Мы сели в машину. Старик пробормотал напоследок:

– За прадеда твоего всю жизнь Бога молим. Ещё огольцом мне довелось видеть, как барин выходил в поле, и молитвенное слово его разносил ветер. Барскими молитвами люди и скотина исцеления получали. В те года, когда не только хлеб, а лапти и грибы у нас отбирали, мы барским лесом и садом жили. Епифань для меня с рождения – спасительное место. Когда дубы у вашего дома были полны желудями, к Павлу Епифановичу пришли православные и христопродавцы, спор у них вышел из-за урожая. Барин по совести рассудил, евреи местечковые правы оказались. Разве Советская власть такое стерпеть могла? Сколько лет после революции минуло, а народ всё к барину за правдой ходит. Так барина нашего, прадеда твоего, в Рославль и свезли, там и кончили, в газете писали, сам расстрельные списки видел. Немало собралось на смоленской Голгофе невинного люда. Ну бывайте, отчизнолюбы! С Богом!

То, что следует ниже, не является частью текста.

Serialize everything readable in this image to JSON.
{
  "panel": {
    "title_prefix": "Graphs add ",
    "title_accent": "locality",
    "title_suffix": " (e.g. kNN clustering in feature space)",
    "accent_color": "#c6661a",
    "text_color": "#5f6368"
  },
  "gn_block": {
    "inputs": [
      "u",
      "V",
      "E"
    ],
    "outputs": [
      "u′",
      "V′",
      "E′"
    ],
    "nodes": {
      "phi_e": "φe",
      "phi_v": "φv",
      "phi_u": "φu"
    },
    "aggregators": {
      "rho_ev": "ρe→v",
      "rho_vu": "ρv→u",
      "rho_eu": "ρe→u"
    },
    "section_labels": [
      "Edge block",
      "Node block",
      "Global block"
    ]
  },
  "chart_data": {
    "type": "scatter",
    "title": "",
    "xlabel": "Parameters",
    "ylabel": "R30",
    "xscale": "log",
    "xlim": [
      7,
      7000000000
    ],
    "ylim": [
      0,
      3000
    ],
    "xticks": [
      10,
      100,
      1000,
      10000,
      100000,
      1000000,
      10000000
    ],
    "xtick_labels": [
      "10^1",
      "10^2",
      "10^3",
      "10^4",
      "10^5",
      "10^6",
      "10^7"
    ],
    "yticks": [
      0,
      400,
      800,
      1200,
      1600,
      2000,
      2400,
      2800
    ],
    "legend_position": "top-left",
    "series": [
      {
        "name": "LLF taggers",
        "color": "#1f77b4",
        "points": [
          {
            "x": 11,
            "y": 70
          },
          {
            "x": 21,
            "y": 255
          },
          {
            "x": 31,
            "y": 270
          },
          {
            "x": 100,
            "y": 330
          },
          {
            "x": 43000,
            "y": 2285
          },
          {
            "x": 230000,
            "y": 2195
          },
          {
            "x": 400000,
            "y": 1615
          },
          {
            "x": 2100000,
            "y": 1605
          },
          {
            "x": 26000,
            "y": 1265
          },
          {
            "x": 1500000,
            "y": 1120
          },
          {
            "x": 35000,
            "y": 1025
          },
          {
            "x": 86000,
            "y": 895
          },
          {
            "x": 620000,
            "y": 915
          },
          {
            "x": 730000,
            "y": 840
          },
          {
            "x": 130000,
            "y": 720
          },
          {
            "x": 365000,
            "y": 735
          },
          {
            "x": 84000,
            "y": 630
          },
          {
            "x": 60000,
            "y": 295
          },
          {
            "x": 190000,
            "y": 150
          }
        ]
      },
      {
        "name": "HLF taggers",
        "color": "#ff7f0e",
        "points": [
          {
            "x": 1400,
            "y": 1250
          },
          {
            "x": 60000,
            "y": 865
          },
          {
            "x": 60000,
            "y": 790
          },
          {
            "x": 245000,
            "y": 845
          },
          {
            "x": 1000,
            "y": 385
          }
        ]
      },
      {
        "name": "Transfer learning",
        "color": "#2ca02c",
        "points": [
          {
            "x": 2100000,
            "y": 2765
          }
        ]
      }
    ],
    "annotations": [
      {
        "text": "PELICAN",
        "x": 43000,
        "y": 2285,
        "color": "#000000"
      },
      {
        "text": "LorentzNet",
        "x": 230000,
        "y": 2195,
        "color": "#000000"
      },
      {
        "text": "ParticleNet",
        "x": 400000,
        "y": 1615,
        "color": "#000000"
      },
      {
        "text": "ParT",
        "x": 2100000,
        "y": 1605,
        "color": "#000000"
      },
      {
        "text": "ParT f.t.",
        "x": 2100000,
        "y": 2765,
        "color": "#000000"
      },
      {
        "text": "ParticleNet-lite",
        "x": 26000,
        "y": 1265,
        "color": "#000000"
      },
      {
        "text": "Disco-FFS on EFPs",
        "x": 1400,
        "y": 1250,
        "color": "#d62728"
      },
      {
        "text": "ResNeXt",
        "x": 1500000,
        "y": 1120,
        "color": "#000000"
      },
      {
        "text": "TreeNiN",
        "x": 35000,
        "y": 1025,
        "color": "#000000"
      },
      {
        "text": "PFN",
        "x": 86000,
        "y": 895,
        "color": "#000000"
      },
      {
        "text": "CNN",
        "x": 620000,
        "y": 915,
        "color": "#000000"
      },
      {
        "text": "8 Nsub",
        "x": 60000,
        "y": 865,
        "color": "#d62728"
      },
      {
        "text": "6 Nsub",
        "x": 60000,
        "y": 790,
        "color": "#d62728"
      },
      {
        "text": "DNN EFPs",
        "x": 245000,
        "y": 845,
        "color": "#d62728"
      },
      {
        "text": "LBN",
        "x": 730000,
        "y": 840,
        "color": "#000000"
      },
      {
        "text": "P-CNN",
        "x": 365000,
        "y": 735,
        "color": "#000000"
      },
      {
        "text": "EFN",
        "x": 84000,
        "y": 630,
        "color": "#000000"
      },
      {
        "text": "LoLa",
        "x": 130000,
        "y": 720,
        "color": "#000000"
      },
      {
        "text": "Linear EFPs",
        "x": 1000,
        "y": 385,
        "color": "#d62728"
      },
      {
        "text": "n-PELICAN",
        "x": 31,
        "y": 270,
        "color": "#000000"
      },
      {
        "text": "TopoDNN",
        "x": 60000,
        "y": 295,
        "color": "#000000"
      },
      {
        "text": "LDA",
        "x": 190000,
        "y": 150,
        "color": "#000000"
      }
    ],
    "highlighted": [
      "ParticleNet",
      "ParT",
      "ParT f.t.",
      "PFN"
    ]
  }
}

Мы вернулись в Москву. На квартире деда я помогал тёте разбирать старые вещи. Залез на антресоль. В ближнем правом углу я нашёл знакомый мне с детства вещевой мешок деда. Он был выцветший, весь в заплатах, тонкий на ощупь, покойная бабушка хранила в нём лохмотья. Я схватил мешок, спрыгнул с лестницы. Мешок показался тяжеловатым. Я открыл его. Парабеллум! Люгер рыжего Фритца, или Ганса, или Хорста. Счастливый трофей моего деда. Теперь он мой!




ПРОЩАЛЬНЫЙ МУНДИАЛЬ

Каникулы! Эта радость удваивалась свободой, весь июнь я должен был жить один. Не в полном одиночестве, конечно: родители оставили под мою опеку забавного старика. Отец моего отчима уже давно удивлял всех своими выходками. Прошлой весной он пошёл выносить мусорное ведро и уехал выбрасывать содержимое с Ленинского проспекта в Сокольники к стадиону братьев Знаменских, где проживал ранее. А на днях вышел во двор, а через сутки милиция обнаружила старика на лавочке у Большого театра.

Москва меняла свой облик, а я с друзьями каждый день спешил на Сретенку к открытию книжного магазина. Впервые в продаже появились цветные альбомы и наклейки с фотографиями футболистов – участников чемпионата мира в Италии. Спекулянты, менялы и накачанные ребята из Подмосковья сопровождали длиннющие очереди, а у метро перепродавали водку, играли в «напёрстки» и «три листа» иногородние суетливые парни.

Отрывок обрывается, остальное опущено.